ECU joins in success of JROTC flight program

Students from as far as Utah, Texas and Florida made East Carolina University their summer home this year as part of an Air Force Junior ROTC flight academy program to earn their private pilot license.

In ECU’s first experience as a host partnering university and in conjunction with D2 Flight Academy, ECU ROTC students helped as chaperones to the participants. Support came from the U.S. Air Force and ECU’s Office of National Security and Industry Initiatives.

Members of the Air Force JROTC Flight Academy in ECU shirts at Washington-Warren Airport. (photo from Facebook)

Most of the 12 visiting students are in high school, although one was from Texas A&M University and another the Air Force Academy. Texas A&M rising senior Andrew Visentine is studying chemical engineering.
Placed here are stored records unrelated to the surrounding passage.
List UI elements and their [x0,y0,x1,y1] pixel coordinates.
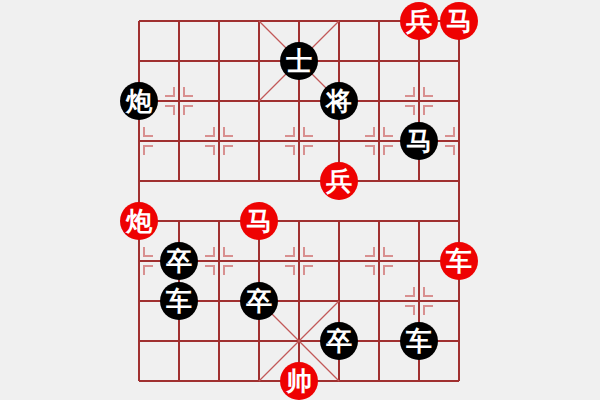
xiangqi-board[interactable]: 兵马士炮将马兵炮马卒车车卒卒车帅 [119,1,479,400]
piece-black-chariot[interactable]: 车 [400,322,438,360]
piece-red-horse[interactable]: 马 [240,202,278,240]
piece-black-soldier[interactable]: 卒 [160,242,198,280]
piece-black-chariot[interactable]: 车 [160,282,198,320]
piece-red-soldier[interactable]: 兵 [320,162,358,200]
piece-red-soldier[interactable]: 兵 [400,2,438,40]
piece-black-advisor[interactable]: 士 [280,42,318,80]
piece-red-horse[interactable]: 马 [440,2,478,40]
piece-black-general[interactable]: 将 [320,82,358,120]
piece-black-soldier[interactable]: 卒 [240,282,278,320]
piece-red-cannon[interactable]: 炮 [120,202,158,240]
piece-red-chariot[interactable]: 车 [440,242,478,280]
piece-red-general[interactable]: 帅 [280,362,318,400]
xiangqi-diagram: 兵马士炮将马兵炮马卒车车卒卒车帅 [0,0,600,400]
piece-black-soldier[interactable]: 卒 [320,322,358,360]
piece-black-cannon[interactable]: 炮 [120,82,158,120]
piece-black-horse[interactable]: 马 [400,122,438,160]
“It’s interesting because some people are just here because they thought it was a cool thing through JROTC and they want to do biomedicine or sports medicine, and we have a few who want to be a private pilot,” Visentine said. “It’s about opportunity, and we do have some people who want to be an Air Force pilot and fly jets. I saw “Top Gun” is my story. Originally I wanted to be an engineering and work on the bases and things like that. I saw “Top Gun” and thought that now I at least have to try to be a pilot. I started taking tests and saw this to see if I like flying or not, and it’s a great opportunity to experience it first-hand. I’ve actually learned I more enjoy the navigational and support aspects of it. Now, my goal is to be a combat systems officer, which is the backseater in a fighter jet or navigator in a big bomber jet.”
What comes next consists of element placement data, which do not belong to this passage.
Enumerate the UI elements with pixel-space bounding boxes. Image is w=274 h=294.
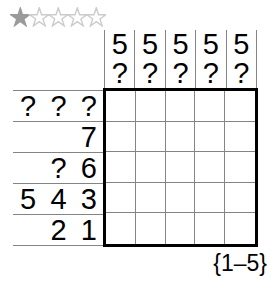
grid-cell[interactable] [106,152,136,183]
row-clue-value: ? [74,91,104,121]
column-clue-3: 5 ? [165,30,195,88]
row-clue-value: ? [43,153,73,183]
star-icon [30,8,49,26]
grid-cell[interactable] [225,213,255,244]
grid-cell[interactable] [106,213,136,244]
column-clue-value: ? [196,59,225,88]
row-clue-value: 3 [74,184,104,214]
grid-cell[interactable] [106,122,136,153]
row-clue-value: 2 [43,215,73,245]
row-clue-1: ? ? ? [13,90,104,121]
column-clue-value: ? [105,59,134,88]
row-clues: ? ? ? 7 ? 6 5 4 3 2 1 [13,90,104,246]
row-clue-value [13,122,43,152]
row-clue-value: ? [13,91,43,121]
column-clue-2: 5 ? [134,30,164,88]
grid-cell[interactable] [136,152,166,183]
row-clue-value: 4 [43,184,73,214]
column-clue-value: ? [166,59,195,88]
star-icon [68,8,87,26]
grid-cell[interactable] [166,91,196,122]
column-clue-1: 5 ? [104,30,134,88]
grid-cell[interactable] [136,213,166,244]
puzzle-grid [103,88,258,247]
digit-range-label: {1–5} [213,252,267,275]
column-clue-value: 5 [227,30,256,59]
star-icon [87,8,106,26]
column-clue-4: 5 ? [195,30,225,88]
grid-cell[interactable] [225,122,255,153]
row-clue-value: 5 [13,184,43,214]
grid-cell[interactable] [106,183,136,214]
row-clue-2: 7 [13,121,104,152]
grid-cell[interactable] [166,183,196,214]
row-clue-value [13,153,43,183]
row-clue-value [43,122,73,152]
grid-cell[interactable] [195,152,225,183]
row-clue-4: 5 4 3 [13,183,104,214]
column-clue-value: ? [227,59,256,88]
grid-cell[interactable] [225,152,255,183]
star-icon [49,8,68,26]
grid-cell[interactable] [195,213,225,244]
star-icon [11,8,30,26]
row-clue-value [13,215,43,245]
row-clue-value: 1 [74,215,104,245]
grid-cell[interactable] [166,152,196,183]
column-clue-value: 5 [166,30,195,59]
grid-cell[interactable] [166,122,196,153]
row-clue-value: 7 [74,122,104,152]
grid-cell[interactable] [106,91,136,122]
difficulty-rating [10,7,106,27]
grid-cell[interactable] [225,183,255,214]
row-clue-5: 2 1 [13,214,104,246]
row-clue-3: ? 6 [13,152,104,183]
grid-cell[interactable] [195,122,225,153]
row-clue-value: 6 [74,153,104,183]
column-clue-value: 5 [196,30,225,59]
column-clues: 5 ? 5 ? 5 ? 5 ? 5 ? [104,30,257,88]
column-clue-value: ? [135,59,164,88]
grid-cell[interactable] [136,122,166,153]
row-clue-value: ? [43,91,73,121]
grid-cell[interactable] [195,183,225,214]
puzzle-page: 5 ? 5 ? 5 ? 5 ? 5 ? ? ? ? 7 [0,0,274,294]
grid-cell[interactable] [166,213,196,244]
column-clue-5: 5 ? [226,30,257,88]
grid-cell[interactable] [195,91,225,122]
grid-cell[interactable] [136,91,166,122]
grid-cell[interactable] [136,183,166,214]
grid-cell[interactable] [225,91,255,122]
column-clue-value: 5 [135,30,164,59]
column-clue-value: 5 [105,30,134,59]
The 12 participants of the eight-week program trained at Washington-Warren Airport. A graduation ceremony was held in New Bern on July 21.

Cadets earn their license upon successful completion of ground school, solo flight, Federal Aviation Administration written exam and a final “check ride” with a designated pilot examiner.

Key leaders at ECU involved in the program included Brad Collier, assistant director of first-year and transition programs and academic adviser for the College of Engineering and Technology, ECU director of national security initiatives Jim Menke and Lt. Col William Dye as commander of ECU Air Force ROTC Detachment 600.

The first edition of the Air Force JROTC Flight Academy was summer 2018. In its first four years, the program produced more than 600 FAA-certified new pilots and thanks to partnering universities and Historically Black Colleges and Universities, has executed approximately $18 Million in funds through the United States Air Force Rated Diversity Initiative.

ECU joined this year and made a positive impression on visiting students.

“For the campus itself and being interested in the College of Engineering and Technology, I spent many hours in the Isley Innovation Hub and worked on 3D print things and connected with a local church, which is nice for Sunday mornings,” Visentine said. “In the library, I’ve learned how to use some of their stuff. The resources here have been pretty impressive.”